Herpes simplex virus type 1 (HSV-1) virions contain a proteinaceous layer termed the tegument that lies between the nucleocapsid and viral envelope. The mechanisms underlying tegumentation remain largely undefined for all herpesviruses. Using glutathione S-transferase (GST) pulldowns and coimmunoprecipitation studies, we have identified a domain of the tegument protein VP22 that facilitates interaction with VP16. This region of VP22 (residues 165-225) overlaps the glycoprotein E (gE) binding domain of VP22 (residues 165-270), which is sufficient to mediate VP22 packaging into assembling virus particles. To ascertain the contribution of the VP16 and gE binding activities of VP22 to its virion incorporation, a transfection/infection based virion incorporation assay, using point mutants that discern between the two binding activities, was utilized. Our results suggest that interaction with VP16 is not required for incorporation of VP22 into virus particles and that binding to the cytoplasmic tail of gE is sufficient to facilitate packaging.

Herpes simplex virus type 1 tegument proteins VP1/2 and UL37 are associated with intranuclear capsids.

The assembly of the tegument of herpes simplex virus type 1 (HSV-1) is a complex process that involves a number of events at various sites within virus-infected cells. Our studies focused on determining whether tegument proteins, VP1/2 and UL37, are added to capsids located within the nucleus. Capsids were isolated from the nuclear fraction of HSV-1-infected cells and purified by rate-zonal centrifugation to separate B capsids (containing the scaffold proteins and no viral DNA) and C capsids (containing DNA and no scaffold proteins). Western blot analyses of these capsids indicated that VP1/2 associated primarily with C capsids and UL37 associated with B and C capsids. The results demonstrate that at least two of the tegument proteins of HSV-1 are associated with capsids isolated from the nuclear fraction, and these capsid-tegument protein interactions may represent initial events of the tegumentation process.

A conserved region of the herpes simplex virus type 1 tegument protein VP22 facilitates interaction with the cytoplasmic tail of glycoprotein E (gE).
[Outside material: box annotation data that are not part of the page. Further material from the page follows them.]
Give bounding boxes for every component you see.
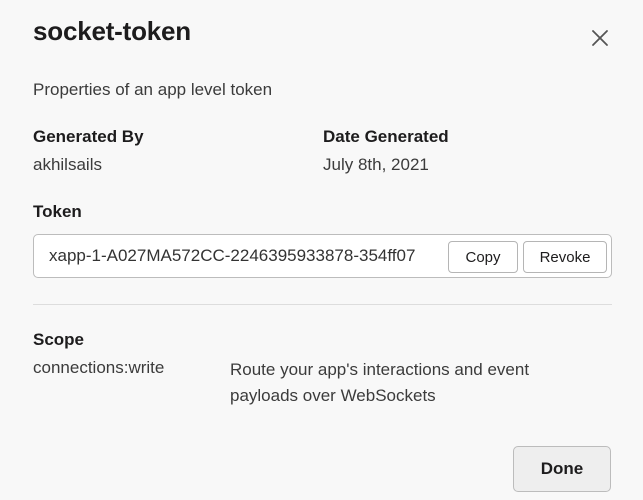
close-icon [591,29,609,47]
modal-title: socket-token [33,16,191,46]
scope-label: Scope [33,330,85,349]
token-field[interactable]: xapp-1-A027MA572CC-2246395933878-354ff07… [33,234,612,278]
token-properties-modal: socket-token Properties of an app level … [0,0,643,500]
generated-by-value: akhilsails [33,155,102,174]
done-button[interactable]: Done [513,446,611,492]
token-value[interactable]: xapp-1-A027MA572CC-2246395933878-354ff07 [49,246,415,266]
date-generated-value: July 8th, 2021 [323,155,429,174]
date-generated-label: Date Generated [323,127,449,146]
revoke-button[interactable]: Revoke [523,241,607,273]
scope-description: Route your app's interactions and event … [230,360,530,405]
copy-button[interactable]: Copy [448,241,518,273]
modal-subtitle: Properties of an app level token [33,80,273,99]
scope-name: connections:write [33,358,165,377]
generated-by-label: Generated By [33,127,144,146]
section-divider [33,304,612,305]
token-label: Token [33,202,82,221]
close-button[interactable] [584,22,616,54]
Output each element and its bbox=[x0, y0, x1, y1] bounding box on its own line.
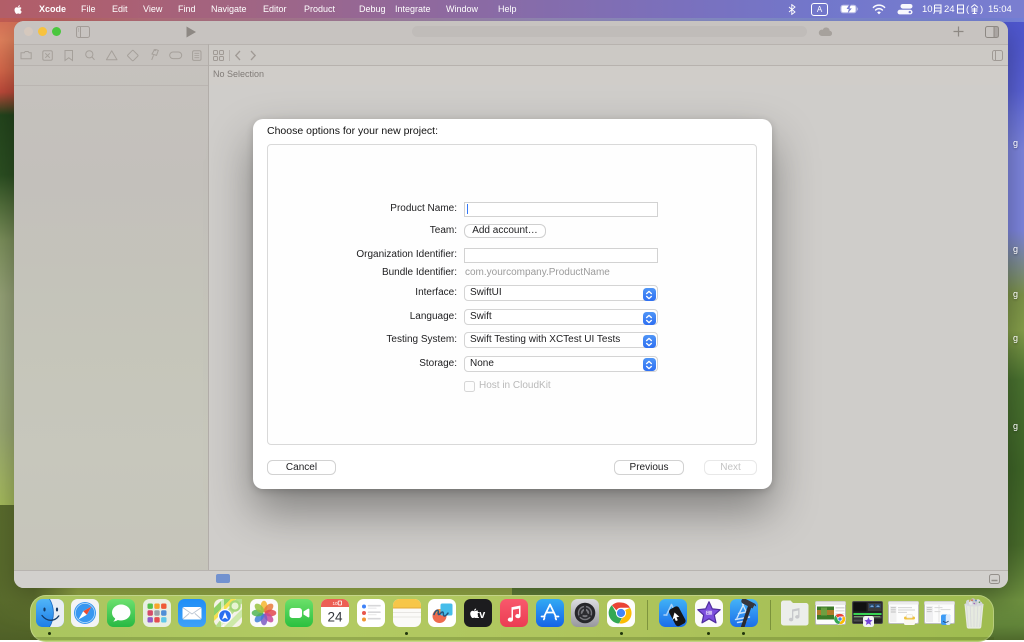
svg-text:24: 24 bbox=[327, 610, 343, 625]
svg-text:10: 10 bbox=[332, 601, 338, 606]
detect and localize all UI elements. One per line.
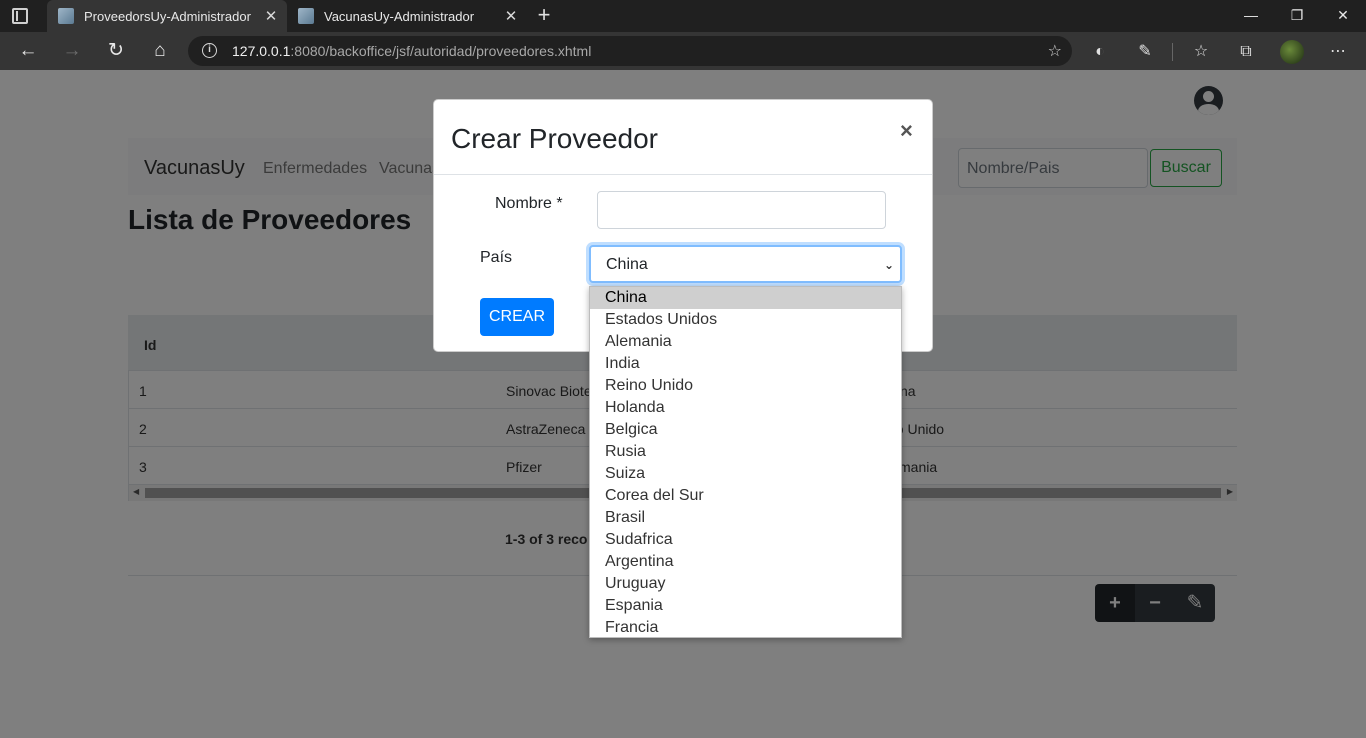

Herpes simplex virus type 1 (HSV-1) virions, contain a proteinaceous layer termed the tegument that lies between the nucleocapsid and viral envelope. Current evidence suggests that viral glycoprotein tails play a role in the recruitment of tegument-coated capsids to the site of final envelopment; vesicles derived from the trans-Golgi network. We have identified an interaction between VP22, an abundant tegument protein and the cytoplasmic tail of glycoprotein E (gE). This interaction was identified by coimmunoprecipitation studies and confirmed by a glutathione-S-transferase (GST) pulldown from infected cell lysates. Truncation mutagenesis suggests that residues 165-270 of VP22 facilitate the interaction with the cytoplasmic tail of gE. In fact, this region of VP22 is sufficient to bind to gE in the absence of additional viral proteins. Using a transfection/infection-based virion incorporation assay, residues 165-270 of VP22 fused to GFP competed efficiently with wild-type VP22 for packaging into assembling virus particles.